Lecture 3: Solvers: Theories and Equality

Week 3 | Apr 13 – Apr 19

Last week you saw solvers encode and optimize real engineering problems. But everything fit into boolean variables and CNF. This week you find out that Z3 has been doing more than that all along. Theory solvers extend SAT with richer primitives: integers, bitvectors, arrays, equality. Your reductions can speak the language of your actual problem instead of decomposing everything into booleans. We open with two concrete payoffs (shorter encodings, better abstraction), then look inside one theory solver to see how it decides equality without knowing what the functions actually do.

What We Cover

Practice reveals that theories have been there all along, then builds out the two payoffs. Z3's .sexpr() method exposes the SMT-LIB representation underneath our first-week xkcd demo. A side-by-side sudoku encoding shows how theories make the reduction shorter and easier to get right. A program-equivalence demo on bitvector multiplication shows how uninterpreted functions plus one well-chosen axiom turn a slow bit-level proof into a fast term-level one. We close with a sketch of the SMT architecture and a puzzle that motivates the Theory phase.

Theory opens up the equality solver. We work through the axioms of equality (reflexivity, symmetry, transitivity, and function congruence) and then walk the congruence closure algorithm by hand on the same formula you saw Z3 decide in milliseconds. Two worked examples land the main ideas: why $f^3(a)=a\wedge f^5(a)=a\wedge f(a)\ne a$ is unsat, and why $f(x)=f(y)\wedge x\ne y$ is sat even though the surface shape suggests otherwise.

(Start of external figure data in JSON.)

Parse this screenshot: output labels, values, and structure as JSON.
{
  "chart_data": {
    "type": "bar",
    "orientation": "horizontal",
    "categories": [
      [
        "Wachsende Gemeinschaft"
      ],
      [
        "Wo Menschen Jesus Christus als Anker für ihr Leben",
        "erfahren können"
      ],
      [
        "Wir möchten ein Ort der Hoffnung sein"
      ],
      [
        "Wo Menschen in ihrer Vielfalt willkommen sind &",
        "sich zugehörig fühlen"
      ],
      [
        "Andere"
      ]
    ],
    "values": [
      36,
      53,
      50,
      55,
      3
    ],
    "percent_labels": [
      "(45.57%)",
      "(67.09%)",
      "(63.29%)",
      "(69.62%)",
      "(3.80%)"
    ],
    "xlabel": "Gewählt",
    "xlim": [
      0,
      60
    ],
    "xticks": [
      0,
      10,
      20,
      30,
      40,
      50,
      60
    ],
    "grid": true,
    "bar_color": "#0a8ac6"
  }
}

Studio is your first session writing Z3 code yourself. Three files build one skill: ask the solver a question, read the answer, refine the question based on what you saw. You count sudoku solutions with a blocking-clause loop and use it to rebuild uniqueness on under-determined puzzles. You predict and check six short EUF formulas. Stretch material walks you through iterative refinement of an EUF witness.